In Massena’s work with the industry, she has seen retail investors moving “up-market” toward small plan advisement, even as institutional consultants look “down-market” to meet growing demand from smaller plan sponsors. “Each has important things to share, and each has important things to work on and bring back to their businesses to make them better,” she says.
Massena took the head operations role with DCIIA in December of last year after running her own retirement savings consultancy. She was also the founding executive director of OregonSaves, creating the nation’s first automatic IRA program, and on the asset management side, was a senior vice president at State Street.
The need to have wealth advisers at the table stems in part from rampant aggregation in recent years in which firms are bringing former independent retirement advisories and registered investment advisories under one roof, Massena says. Acquisitions are being done on a near monthly basis by firms such as Creative Planning, CAPTRUST, Heffernan Financial and many more. Meanwhile, investment giants such as Morgan Stanley, J.P. Morgan and Goldman Sachs are leaning into workplace benefit programs with retirement savings programs.

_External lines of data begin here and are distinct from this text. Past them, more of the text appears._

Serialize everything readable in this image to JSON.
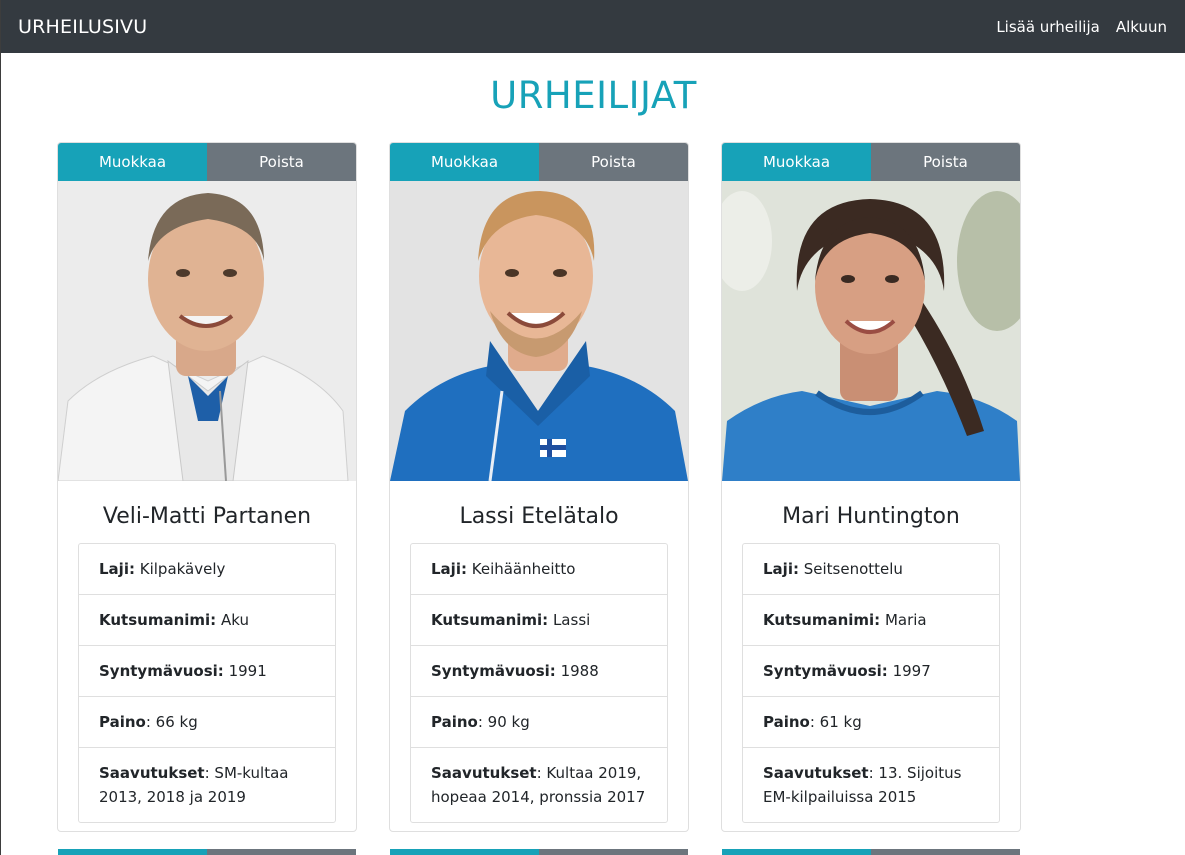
{
  "navbar": {
    "brand": "URHEILUSIVU",
    "links": [
      "Lisää urheilija",
      "Alkuun"
    ]
  },
  "page_title": "URHEILIJAT",
  "athletes": [
    {
      "edit_label": "Muokkaa",
      "delete_label": "Poista",
      "name": "Veli-Matti Partanen",
      "laji_label": "Laji:",
      "laji": "Kilpakävely",
      "kutsumanimi_label": "Kutsumanimi:",
      "kutsumanimi": "Aku",
      "syntymavuosi_label": "Syntymävuosi:",
      "syntymavuosi": "1991",
      "paino_label": "Paino",
      "paino": ": 66 kg",
      "saavutukset_label": "Saavutukset",
      "saavutukset": ": SM-kultaa 2013, 2018 ja 2019"
    },
    {
      "edit_label": "Muokkaa",
      "delete_label": "Poista",
      "name": "Lassi Etelätalo",
      "laji_label": "Laji:",
      "laji": "Keihäänheitto",
      "kutsumanimi_label": "Kutsumanimi:",
      "kutsumanimi": "Lassi",
      "syntymavuosi_label": "Syntymävuosi:",
      "syntymavuosi": "1988",
      "paino_label": "Paino",
      "paino": ": 90 kg",
      "saavutukset_label": "Saavutukset",
      "saavutukset": ": Kultaa 2019, hopeaa 2014, pronssia 2017"
    },
    {
      "edit_label": "Muokkaa",
      "delete_label": "Poista",
      "name": "Mari Huntington",
      "laji_label": "Laji:",
      "laji": "Seitsenottelu",
      "kutsumanimi_label": "Kutsumanimi:",
      "kutsumanimi": "Maria",
      "syntymavuosi_label": "Syntymävuosi:",
      "syntymavuosi": "1997",
      "paino_label": "Paino",
      "paino": ": 61 kg",
      "saavutukset_label": "Saavutukset",
      "saavutukset": ": 13. Sijoitus EM-kilpailuissa 2015"
    }
  ],
  "colors": {
    "navbar_bg": "#343a40",
    "accent": "#17a2b8",
    "secondary": "#6c757d"
  }
}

In June, DCIIA will host a policy forum with the SPARK Institute, a retirement plan industry advocacy group, in which SECURE 2.0 will be discussed. Massena expects there will be discussion of near-term implementations such as mandatory auto-enrollment and pension-linked emergency savings programs going into effect in 2024. She also anticipates talk of the saver’s match, not starting until 2027, in which lower-income employees will be eligible for a federal matching contribution of up to $2,000 a year.
This June, DCIIA will hold the Advisor Institute Forum, in conjunction with retirement, insurance, benefits, and wealth management provider Hub International, in Kohler, Wisconsin, on an invitation-only basis. Massena says it is a new opportunity for advisers to discuss key retirement investing issues that, while relatively slow-moving in many aspects, also seem to be changing by the day.